上部球結膜と上瞼板結膜の注意深い細隙灯検査が最も重要。結膜の折り畳み、充血、冗長性、およびフィラメント形成を探します。上部球結膜の評価。フルオレセインとリサミングリーン、またはローズベンガル染色は非常に便利です。シルマーテストは、乾性角結膜炎が疑われる場合に役立ちます。甲状腺眼症の検査も有用です。

実験室試験

臨床所見によっては、甲状腺機能検査が役立つ場合があります。シェーグレン症候群または関節リウマチが疑われる場合は、抗Ro(SS-A)および抗La(SS-B)抗体、環状シトルリン化ペプチド抗体などの自己免疫血清学的検査の追加検査を検討できます。関連する全身性疾患が疑われる場合は、リウマチ専門医または内分泌専門医による医学的評価が推奨されます。

鑑別診断

  • アレルギー性結膜炎
  • ドライアイ症候群
  • 上強膜炎
  • だらしないまぶた症候群
  • 流行性角結膜炎
  • 乾性角結膜炎
  • 眼表面扁平上皮新生物
  • 甲状腺眼症
  • トラコーマ
  • ウイルス性結膜炎

 

医学療法

SLKの治療にはゴールドスタンダードはありません。局所ステロイド、局所タクロリムス、局所レバミピド、局所硝酸銀、治療用ソフトコンタクトレンズ、強膜レンズ、涙点閉塞、局所を含む多くの異なる治療法が報告されています。ビタミンA 、局所シクロスポリン-A 0.5%、フマル酸ケトチフェン、自己血清、クロモリンナトリウム、ロドキサミドトロメタミン、リオラン筋へのボツリヌス注射(注1)、および瞼板上トリアムシノロン注射、これらはすべてさまざまな治療反応を示しています。

医療フォローアップ

部分的な病気の解決は一般的です。患者は慢性的な医学的治療を必要とするかもしれません。特に共存する全身性病理については、専門医への紹介が必要となる場合があります。

手術

二重凍結融解技術を適用した窒素液体凍結療法で治療された7眼の症例シリーズを報告しました。この技術は安全ですが、眼の約3分の1で再治療が必要になる可能性があります。熱焼灼を伴うまたは伴わない、および羊膜移植を伴うまたは伴わない上部結膜切除は、SLKの治療において様々な結果をもたらします。
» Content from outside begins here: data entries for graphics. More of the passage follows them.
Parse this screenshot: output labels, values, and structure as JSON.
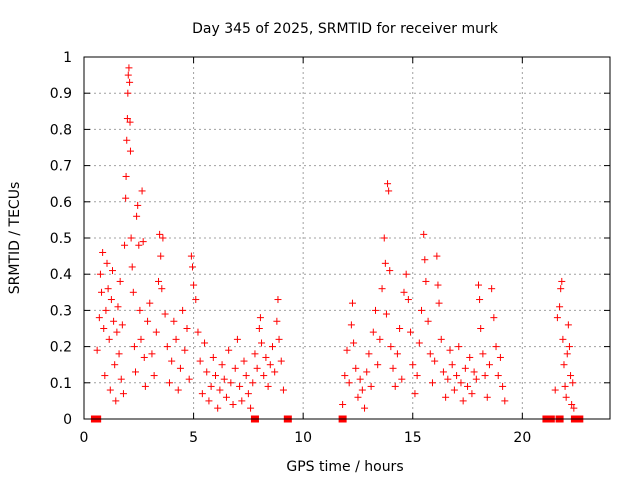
{
  "chart_data": {
    "type": "scatter",
    "title": "Day 345 of 2025, SRMTID for receiver murk",
    "xlabel": "GPS time / hours",
    "ylabel": "SRMTID / TECUs",
    "xlim": [
      0,
      24
    ],
    "ylim": [
      0,
      1
    ],
    "xticks": [
      0,
      5,
      10,
      15,
      20
    ],
    "xtick_labels": [
      "0",
      "5",
      "10",
      "15",
      "20"
    ],
    "yticks": [
      0,
      0.1,
      0.2,
      0.3,
      0.4,
      0.5,
      0.6,
      0.7,
      0.8,
      0.9,
      1
    ],
    "ytick_labels": [
      "0",
      "0.1",
      "0.2",
      "0.3",
      "0.4",
      "0.5",
      "0.6",
      "0.7",
      "0.8",
      "0.9",
      "1"
    ],
    "grid": true,
    "series": [
      {
        "name": "SRMTID",
        "marker": "+",
        "color": "#ff0000",
        "points": [
          [
            0.6,
            0.19
          ],
          [
            0.7,
            0.28
          ],
          [
            0.75,
            0.4
          ],
          [
            0.8,
            0.35
          ],
          [
            0.85,
            0.46
          ],
          [
            0.9,
            0.25
          ],
          [
            0.95,
            0.12
          ],
          [
            1.0,
            0.3
          ],
          [
            1.05,
            0.43
          ],
          [
            1.1,
            0.36
          ],
          [
            1.15,
            0.22
          ],
          [
            1.2,
            0.08
          ],
          [
            1.25,
            0.33
          ],
          [
            1.3,
            0.41
          ],
          [
            1.35,
            0.27
          ],
          [
            1.4,
            0.15
          ],
          [
            1.45,
            0.05
          ],
          [
            1.5,
            0.24
          ],
          [
            1.55,
            0.31
          ],
          [
            1.6,
            0.18
          ],
          [
            1.65,
            0.38
          ],
          [
            1.7,
            0.11
          ],
          [
            1.75,
            0.26
          ],
          [
            1.8,
            0.07
          ],
          [
            1.85,
            0.48
          ],
          [
            1.9,
            0.61
          ],
          [
            1.92,
            0.67
          ],
          [
            1.95,
            0.77
          ],
          [
            1.98,
            0.83
          ],
          [
            2.0,
            0.9
          ],
          [
            2.02,
            0.95
          ],
          [
            2.05,
            0.97
          ],
          [
            2.08,
            0.93
          ],
          [
            2.1,
            0.82
          ],
          [
            2.12,
            0.74
          ],
          [
            2.15,
            0.5
          ],
          [
            2.2,
            0.42
          ],
          [
            2.25,
            0.35
          ],
          [
            2.3,
            0.2
          ],
          [
            2.35,
            0.13
          ],
          [
            2.4,
            0.56
          ],
          [
            2.45,
            0.59
          ],
          [
            2.5,
            0.48
          ],
          [
            2.55,
            0.3
          ],
          [
            2.6,
            0.22
          ],
          [
            2.65,
            0.63
          ],
          [
            2.7,
            0.49
          ],
          [
            2.75,
            0.17
          ],
          [
            2.8,
            0.09
          ],
          [
            2.9,
            0.27
          ],
          [
            3.0,
            0.32
          ],
          [
            3.1,
            0.18
          ],
          [
            3.2,
            0.12
          ],
          [
            3.3,
            0.24
          ],
          [
            3.4,
            0.38
          ],
          [
            3.45,
            0.51
          ],
          [
            3.5,
            0.45
          ],
          [
            3.55,
            0.36
          ],
          [
            3.6,
            0.5
          ],
          [
            3.7,
            0.29
          ],
          [
            3.8,
            0.2
          ],
          [
            3.9,
            0.1
          ],
          [
            4.0,
            0.16
          ],
          [
            4.1,
            0.27
          ],
          [
            4.2,
            0.22
          ],
          [
            4.3,
            0.08
          ],
          [
            4.4,
            0.14
          ],
          [
            4.5,
            0.3
          ],
          [
            4.6,
            0.19
          ],
          [
            4.7,
            0.25
          ],
          [
            4.8,
            0.11
          ],
          [
            4.9,
            0.45
          ],
          [
            4.95,
            0.42
          ],
          [
            5.0,
            0.37
          ],
          [
            5.1,
            0.33
          ],
          [
            5.2,
            0.24
          ],
          [
            5.3,
            0.16
          ],
          [
            5.4,
            0.07
          ],
          [
            5.5,
            0.21
          ],
          [
            5.6,
            0.13
          ],
          [
            5.7,
            0.05
          ],
          [
            5.8,
            0.09
          ],
          [
            5.9,
            0.17
          ],
          [
            6.0,
            0.12
          ],
          [
            6.1,
            0.03
          ],
          [
            6.2,
            0.08
          ],
          [
            6.3,
            0.15
          ],
          [
            6.4,
            0.11
          ],
          [
            6.5,
            0.06
          ],
          [
            6.6,
            0.19
          ],
          [
            6.7,
            0.1
          ],
          [
            6.8,
            0.04
          ],
          [
            6.9,
            0.14
          ],
          [
            7.0,
            0.22
          ],
          [
            7.1,
            0.09
          ],
          [
            7.2,
            0.05
          ],
          [
            7.3,
            0.16
          ],
          [
            7.4,
            0.12
          ],
          [
            7.5,
            0.07
          ],
          [
            7.6,
            0.03
          ],
          [
            7.7,
            0.1
          ],
          [
            7.8,
            0.18
          ],
          [
            7.9,
            0.14
          ],
          [
            8.0,
            0.25
          ],
          [
            8.05,
            0.28
          ],
          [
            8.1,
            0.21
          ],
          [
            8.2,
            0.12
          ],
          [
            8.3,
            0.17
          ],
          [
            8.4,
            0.09
          ],
          [
            8.5,
            0.15
          ],
          [
            8.6,
            0.2
          ],
          [
            8.7,
            0.13
          ],
          [
            8.8,
            0.27
          ],
          [
            8.85,
            0.33
          ],
          [
            8.9,
            0.22
          ],
          [
            9.0,
            0.16
          ],
          [
            9.1,
            0.08
          ],
          [
            11.8,
            0.04
          ],
          [
            11.9,
            0.12
          ],
          [
            12.0,
            0.19
          ],
          [
            12.1,
            0.1
          ],
          [
            12.2,
            0.26
          ],
          [
            12.25,
            0.32
          ],
          [
            12.3,
            0.21
          ],
          [
            12.4,
            0.14
          ],
          [
            12.5,
            0.06
          ],
          [
            12.6,
            0.11
          ],
          [
            12.7,
            0.08
          ],
          [
            12.8,
            0.03
          ],
          [
            12.9,
            0.13
          ],
          [
            13.0,
            0.18
          ],
          [
            13.1,
            0.09
          ],
          [
            13.2,
            0.24
          ],
          [
            13.3,
            0.3
          ],
          [
            13.4,
            0.15
          ],
          [
            13.5,
            0.22
          ],
          [
            13.6,
            0.36
          ],
          [
            13.7,
            0.5
          ],
          [
            13.75,
            0.43
          ],
          [
            13.8,
            0.29
          ],
          [
            13.85,
            0.65
          ],
          [
            13.9,
            0.63
          ],
          [
            13.95,
            0.41
          ],
          [
            14.0,
            0.2
          ],
          [
            14.1,
            0.14
          ],
          [
            14.2,
            0.09
          ],
          [
            14.3,
            0.18
          ],
          [
            14.4,
            0.25
          ],
          [
            14.5,
            0.11
          ],
          [
            14.6,
            0.35
          ],
          [
            14.7,
            0.4
          ],
          [
            14.8,
            0.33
          ],
          [
            14.9,
            0.24
          ],
          [
            15.0,
            0.15
          ],
          [
            15.1,
            0.07
          ],
          [
            15.2,
            0.12
          ],
          [
            15.3,
            0.21
          ],
          [
            15.4,
            0.3
          ],
          [
            15.5,
            0.51
          ],
          [
            15.55,
            0.44
          ],
          [
            15.6,
            0.38
          ],
          [
            15.7,
            0.27
          ],
          [
            15.8,
            0.18
          ],
          [
            15.9,
            0.1
          ],
          [
            16.0,
            0.16
          ],
          [
            16.1,
            0.45
          ],
          [
            16.15,
            0.37
          ],
          [
            16.2,
            0.32
          ],
          [
            16.3,
            0.22
          ],
          [
            16.4,
            0.13
          ],
          [
            16.5,
            0.06
          ],
          [
            16.6,
            0.11
          ],
          [
            16.7,
            0.19
          ],
          [
            16.8,
            0.15
          ],
          [
            16.9,
            0.08
          ],
          [
            17.0,
            0.12
          ],
          [
            17.1,
            0.2
          ],
          [
            17.2,
            0.1
          ],
          [
            17.3,
            0.05
          ],
          [
            17.4,
            0.14
          ],
          [
            17.5,
            0.09
          ],
          [
            17.6,
            0.17
          ],
          [
            17.7,
            0.07
          ],
          [
            17.8,
            0.13
          ],
          [
            17.9,
            0.11
          ],
          [
            18.0,
            0.37
          ],
          [
            18.05,
            0.33
          ],
          [
            18.1,
            0.25
          ],
          [
            18.2,
            0.18
          ],
          [
            18.3,
            0.12
          ],
          [
            18.4,
            0.06
          ],
          [
            18.5,
            0.15
          ],
          [
            18.6,
            0.36
          ],
          [
            18.7,
            0.28
          ],
          [
            18.8,
            0.2
          ],
          [
            18.9,
            0.12
          ],
          [
            19.0,
            0.17
          ],
          [
            19.1,
            0.09
          ],
          [
            19.2,
            0.05
          ],
          [
            21.5,
            0.08
          ],
          [
            21.6,
            0.28
          ],
          [
            21.7,
            0.31
          ],
          [
            21.75,
            0.36
          ],
          [
            21.8,
            0.38
          ],
          [
            21.85,
            0.22
          ],
          [
            21.9,
            0.15
          ],
          [
            21.95,
            0.09
          ],
          [
            22.0,
            0.06
          ],
          [
            22.05,
            0.18
          ],
          [
            22.1,
            0.26
          ],
          [
            22.15,
            0.2
          ],
          [
            22.2,
            0.12
          ],
          [
            22.25,
            0.04
          ],
          [
            22.3,
            0.1
          ],
          [
            22.35,
            0.03
          ]
        ]
      }
    ],
    "zero_markers": [
      0.5,
      0.6,
      7.8,
      9.3,
      11.8,
      21.1,
      21.3,
      21.7,
      22.4,
      22.6
    ]
  }
}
長期的な結果はより変動的であり、部分的な病気の解決と再発は追加の医療処置を必要とするかもしれません。

予後

寛解と悪化は、年齢が上がるにつれて頻度が減少する傾向があります。

注1: Chun YS, Kim JC. Treatment of superior limbic keratoconjunctivitis with a large-diameter contact lens and Botulium Toxin A. Cornea. Aug 2009;28(7):752-8. 私にも興味が合うBotoxの使用に関する報告もありました。